К одиннадцати часам вечера я прикончила половину бутылки вина и развернула все звезды-записки. Фотографировала каждую после открытия – к счастью, ни на одной из них надписи не исчезли, как это случилось с первой. По всей видимости, им суждено было сохраниться.
В основном, это оказались любовные записки. Я приклеивала их к стене спальни в произвольном порядке. Все они были написаны тем же округлым почерком, что предупреждение и записка из библиотеки – заметив это, я вынула из сумки маркер и начала обводить особенности почерка, на случай если мне понадобится их еще раз просмотреть. Характер начертания букв
Записки целиком закрыли стену спальни. Я села посреди голого, сдвинутого набок матраса и уставилась на слова. Немного расфокусировала взгляд, так что начерченные линии сложились в кривые абстрактные фигуры. Или не такие уж абстрактные? Чем дольше я глядела на них, тем больше убеждалась, что за этими словами кроется что-то еще – нечто ускользающее от моего понимания. Если бы я только могла посмотреть на них под нужным углом, то…
Но я не могла. Это всегда будет выше моих сил. Все то время, пока я находилась в этой комнате, другая – возможная – Айви отдалялась от меня. И все нелепее казалось то, что я позволила себе погрузиться в эту жизнь. Я не была магом и никогда им не стану. Максимум, на что я могу рассчитывать, – это минутный проблеск мира, который будет любезен со мной, но никогда не примет.
Я и не хотела, чтобы он меня принимал. Лишь хотела раскрыть дело. Хотела быть хорошим детективом, способным расследовать убийство. Все ответы были перед носом – если бы мне только хватало профессионализма их разглядеть.
Я сползла с матраса и полулежа на полу привалилась спиной к каркасу кровати, отчего заныл позвоночник. Вновь расфокусировала зрение и принялась рассматривать слова на стене. Молния. Дельты рек. Материки. Болота, видимые из иллюминатора самолета. Длинные ряды книг, много книг, и едва слышный шепот, снова и снова повторяющий мое имя:
Я резко очнулась, когда бокал вина стал выскальзывать у меня из руки.
– Черт, – пробормотала я. Должно быть, уснула. Мне снился сон, и где-то на его задворках маячил ответ, который теперь исчезал.
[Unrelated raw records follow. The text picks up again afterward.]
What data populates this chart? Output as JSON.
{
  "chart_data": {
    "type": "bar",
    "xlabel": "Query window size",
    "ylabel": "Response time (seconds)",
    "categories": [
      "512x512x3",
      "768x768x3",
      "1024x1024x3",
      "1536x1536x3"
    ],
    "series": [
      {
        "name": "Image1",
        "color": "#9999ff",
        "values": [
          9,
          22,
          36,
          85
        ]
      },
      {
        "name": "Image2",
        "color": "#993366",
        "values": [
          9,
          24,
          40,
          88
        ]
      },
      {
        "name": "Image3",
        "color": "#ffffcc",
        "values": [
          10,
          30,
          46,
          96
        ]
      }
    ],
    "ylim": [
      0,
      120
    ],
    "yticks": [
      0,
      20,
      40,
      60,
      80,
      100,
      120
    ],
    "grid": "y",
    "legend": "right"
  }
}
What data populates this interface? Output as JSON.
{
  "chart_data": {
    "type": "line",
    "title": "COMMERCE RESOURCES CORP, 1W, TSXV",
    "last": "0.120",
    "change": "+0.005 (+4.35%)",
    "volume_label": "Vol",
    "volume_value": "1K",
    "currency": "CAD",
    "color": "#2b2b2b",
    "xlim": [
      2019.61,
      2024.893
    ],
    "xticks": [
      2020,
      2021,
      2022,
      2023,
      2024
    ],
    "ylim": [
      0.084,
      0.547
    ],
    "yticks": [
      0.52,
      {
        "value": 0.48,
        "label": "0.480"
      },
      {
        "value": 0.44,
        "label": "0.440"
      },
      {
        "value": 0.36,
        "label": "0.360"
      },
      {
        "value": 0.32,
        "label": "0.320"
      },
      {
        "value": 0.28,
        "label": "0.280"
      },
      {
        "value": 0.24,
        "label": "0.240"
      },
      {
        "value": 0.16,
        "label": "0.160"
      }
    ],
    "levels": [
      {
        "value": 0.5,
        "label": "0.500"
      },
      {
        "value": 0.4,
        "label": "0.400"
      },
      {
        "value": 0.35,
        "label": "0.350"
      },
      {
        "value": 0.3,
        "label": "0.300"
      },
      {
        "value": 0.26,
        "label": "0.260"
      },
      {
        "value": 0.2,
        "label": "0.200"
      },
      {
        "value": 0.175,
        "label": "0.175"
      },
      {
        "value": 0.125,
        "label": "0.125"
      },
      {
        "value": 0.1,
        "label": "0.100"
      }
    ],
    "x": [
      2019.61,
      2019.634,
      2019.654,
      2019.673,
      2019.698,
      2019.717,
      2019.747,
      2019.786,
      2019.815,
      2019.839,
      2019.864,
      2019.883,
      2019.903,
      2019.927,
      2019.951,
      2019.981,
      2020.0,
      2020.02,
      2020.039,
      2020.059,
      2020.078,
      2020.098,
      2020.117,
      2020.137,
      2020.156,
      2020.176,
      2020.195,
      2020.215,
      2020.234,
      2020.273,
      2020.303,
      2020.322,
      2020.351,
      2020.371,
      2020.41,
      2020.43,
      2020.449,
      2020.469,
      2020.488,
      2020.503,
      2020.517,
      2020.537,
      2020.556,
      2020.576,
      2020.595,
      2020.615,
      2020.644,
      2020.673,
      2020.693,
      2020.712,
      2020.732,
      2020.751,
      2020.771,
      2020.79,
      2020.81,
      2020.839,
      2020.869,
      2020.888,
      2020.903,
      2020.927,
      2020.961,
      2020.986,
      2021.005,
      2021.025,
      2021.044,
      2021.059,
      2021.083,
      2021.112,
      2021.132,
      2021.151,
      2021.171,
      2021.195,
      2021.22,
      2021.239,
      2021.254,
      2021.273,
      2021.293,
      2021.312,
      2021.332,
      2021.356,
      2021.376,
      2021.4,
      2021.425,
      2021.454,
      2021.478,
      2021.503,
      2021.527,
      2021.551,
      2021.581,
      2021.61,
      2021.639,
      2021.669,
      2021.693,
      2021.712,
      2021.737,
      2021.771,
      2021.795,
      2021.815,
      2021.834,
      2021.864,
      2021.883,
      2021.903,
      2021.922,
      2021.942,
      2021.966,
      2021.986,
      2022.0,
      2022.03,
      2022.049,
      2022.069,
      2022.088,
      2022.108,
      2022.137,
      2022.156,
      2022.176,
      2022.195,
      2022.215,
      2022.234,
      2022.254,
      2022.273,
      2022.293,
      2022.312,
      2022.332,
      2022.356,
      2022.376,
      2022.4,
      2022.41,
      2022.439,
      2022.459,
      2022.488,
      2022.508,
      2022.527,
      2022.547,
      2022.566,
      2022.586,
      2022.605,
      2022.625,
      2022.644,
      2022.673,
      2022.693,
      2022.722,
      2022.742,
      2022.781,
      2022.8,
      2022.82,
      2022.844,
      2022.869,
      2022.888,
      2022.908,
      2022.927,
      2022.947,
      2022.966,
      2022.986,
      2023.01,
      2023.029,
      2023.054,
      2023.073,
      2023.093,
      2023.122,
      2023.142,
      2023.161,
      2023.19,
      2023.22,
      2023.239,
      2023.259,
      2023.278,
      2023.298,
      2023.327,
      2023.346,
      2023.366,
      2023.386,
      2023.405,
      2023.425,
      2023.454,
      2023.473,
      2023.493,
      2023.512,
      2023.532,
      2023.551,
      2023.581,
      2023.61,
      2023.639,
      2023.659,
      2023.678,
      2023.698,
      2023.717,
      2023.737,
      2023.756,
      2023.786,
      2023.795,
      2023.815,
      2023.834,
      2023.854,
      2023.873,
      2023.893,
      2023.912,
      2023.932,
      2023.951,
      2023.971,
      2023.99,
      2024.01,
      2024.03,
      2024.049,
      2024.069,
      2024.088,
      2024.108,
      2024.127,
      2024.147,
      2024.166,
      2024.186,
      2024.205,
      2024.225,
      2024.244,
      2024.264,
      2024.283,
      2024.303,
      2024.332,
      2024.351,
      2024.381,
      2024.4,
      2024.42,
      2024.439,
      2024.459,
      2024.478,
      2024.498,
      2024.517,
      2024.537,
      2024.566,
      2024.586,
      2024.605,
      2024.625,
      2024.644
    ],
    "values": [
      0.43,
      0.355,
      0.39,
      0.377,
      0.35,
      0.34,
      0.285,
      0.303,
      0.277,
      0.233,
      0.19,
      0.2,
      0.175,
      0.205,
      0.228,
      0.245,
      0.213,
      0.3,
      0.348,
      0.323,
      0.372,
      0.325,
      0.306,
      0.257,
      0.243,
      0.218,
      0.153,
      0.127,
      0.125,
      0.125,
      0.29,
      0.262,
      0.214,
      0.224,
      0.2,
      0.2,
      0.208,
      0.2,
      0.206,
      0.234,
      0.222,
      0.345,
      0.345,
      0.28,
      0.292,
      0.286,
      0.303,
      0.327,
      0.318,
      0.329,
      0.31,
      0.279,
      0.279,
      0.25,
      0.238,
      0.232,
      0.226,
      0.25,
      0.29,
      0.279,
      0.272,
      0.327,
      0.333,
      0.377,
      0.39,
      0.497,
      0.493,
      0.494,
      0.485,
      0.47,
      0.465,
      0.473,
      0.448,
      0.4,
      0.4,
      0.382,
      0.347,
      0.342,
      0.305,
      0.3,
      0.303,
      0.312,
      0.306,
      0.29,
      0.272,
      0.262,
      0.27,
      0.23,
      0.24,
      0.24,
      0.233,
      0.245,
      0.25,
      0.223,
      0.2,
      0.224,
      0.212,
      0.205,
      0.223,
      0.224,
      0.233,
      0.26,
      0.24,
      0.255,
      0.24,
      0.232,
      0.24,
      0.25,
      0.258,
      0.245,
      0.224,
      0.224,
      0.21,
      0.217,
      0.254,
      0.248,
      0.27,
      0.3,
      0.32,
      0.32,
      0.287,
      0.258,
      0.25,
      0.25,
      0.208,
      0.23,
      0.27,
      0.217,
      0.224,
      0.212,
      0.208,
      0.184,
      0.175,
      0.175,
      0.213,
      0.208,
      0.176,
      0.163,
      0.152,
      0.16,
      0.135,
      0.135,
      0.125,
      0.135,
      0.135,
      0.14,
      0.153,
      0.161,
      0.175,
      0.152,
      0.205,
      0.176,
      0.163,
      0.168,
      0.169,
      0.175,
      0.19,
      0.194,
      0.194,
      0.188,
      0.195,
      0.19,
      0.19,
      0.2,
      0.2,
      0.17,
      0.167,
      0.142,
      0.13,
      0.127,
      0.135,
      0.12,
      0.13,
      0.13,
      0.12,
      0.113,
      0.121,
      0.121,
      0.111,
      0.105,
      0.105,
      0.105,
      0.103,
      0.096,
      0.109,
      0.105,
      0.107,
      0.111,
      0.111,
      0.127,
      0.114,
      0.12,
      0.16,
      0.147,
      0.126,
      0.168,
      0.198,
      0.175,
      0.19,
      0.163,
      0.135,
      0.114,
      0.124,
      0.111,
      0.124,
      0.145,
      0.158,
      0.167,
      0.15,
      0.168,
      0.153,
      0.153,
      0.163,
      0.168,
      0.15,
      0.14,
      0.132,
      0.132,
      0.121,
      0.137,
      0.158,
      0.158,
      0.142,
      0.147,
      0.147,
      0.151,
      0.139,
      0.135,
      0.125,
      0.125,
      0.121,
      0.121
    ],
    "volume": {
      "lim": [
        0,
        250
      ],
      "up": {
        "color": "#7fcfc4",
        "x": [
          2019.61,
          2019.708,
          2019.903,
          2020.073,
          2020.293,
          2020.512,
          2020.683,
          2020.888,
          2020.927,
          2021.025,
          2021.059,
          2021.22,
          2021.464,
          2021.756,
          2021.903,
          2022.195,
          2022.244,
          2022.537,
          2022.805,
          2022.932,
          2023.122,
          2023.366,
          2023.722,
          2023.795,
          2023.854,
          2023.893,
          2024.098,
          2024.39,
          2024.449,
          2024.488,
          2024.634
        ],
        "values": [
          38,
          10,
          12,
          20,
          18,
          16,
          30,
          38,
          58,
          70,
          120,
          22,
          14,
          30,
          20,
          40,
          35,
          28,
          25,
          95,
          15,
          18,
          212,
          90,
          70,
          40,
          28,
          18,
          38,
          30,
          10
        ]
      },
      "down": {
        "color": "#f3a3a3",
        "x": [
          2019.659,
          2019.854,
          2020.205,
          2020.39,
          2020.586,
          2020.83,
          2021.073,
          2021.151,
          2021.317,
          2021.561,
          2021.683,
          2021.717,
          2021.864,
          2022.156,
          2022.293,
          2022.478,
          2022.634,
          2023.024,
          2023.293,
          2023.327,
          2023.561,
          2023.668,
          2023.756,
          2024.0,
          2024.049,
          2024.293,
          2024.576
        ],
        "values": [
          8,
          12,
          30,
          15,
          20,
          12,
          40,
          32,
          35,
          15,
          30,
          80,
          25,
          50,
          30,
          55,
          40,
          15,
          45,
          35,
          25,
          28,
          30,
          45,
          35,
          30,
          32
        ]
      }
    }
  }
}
Как и половина моего бокала с вином – толстый ворс ковра потребовал принести напиток в жертву. – Черт, – на этот раз громче повторила я, когда окружавшая меня обстановка обрела четкие очертания.
Быстро вскочив на ноги, притащила из ванной полотенце. К тому времени, как я стояла на коленях и прижимала ткань к расплывающемуся винному пятну, нить сна окончательно от меня ускользнула. В памяти осталась лишь мысль, что это было… важно.
Я подняла полотенце, чтобы проверить состояние ковра. Пятно практически исчезло, только виднелись бледно-розовые разводы. Тогда я сложила полотенце по новой и, как если бы проводила сердечно-легочную реанимацию, прижала его к ковру, пытаясь впитать остатки вина и надеясь, что мне не придется никуда идти и покупать специальное средство для уборки. Тут мне кое-что бросилось в глаза.
Даже не знаю, как я ее заметила. С того ракурса это было невозможно. Уже позже я сотни раз прокручивала это событие у себя в голове: тень под кроватью ни в коем случае не могла привлечь мое внимание. Однако это произошло. Я снова бросила туда взгляд. Нагнулась, упершись локтями в несчастное, пропитанное вином полотенце. Сердце трепетало в груди: так бывало в детстве всякий раз, когда ты заглядывал под кровать в полной уверенности, что там прячутся чудовища и убийцы.
Я не должна была ее увидеть. Мне пришлось тянуться довольно далеко, только чтобы кончиками пальцев коснуться края маленькой книги.
Стоило извлечь ее на свет, как я напрочь забыла о пролитом вине. Передо мной был дневник в мягком переплете из черной крапчатой кожи. Его поверхность покрывали отметины и потертости – результат старения, а не фабричной печати. Я пролистала неровные страницы, которые от времени вздулись и помялись. На внутренней стороне обложки не было инициалов, не нашлось и вкладки с надписью «Этот дневник принадлежит…» Однако все страницы, от корки до корки, были исписаны убористым почерком. Когда я просмотрела дневник от первой до последней строчки, заметила: ручка несколько раз менялась, а даты записей охватывали период практически в восемь лет.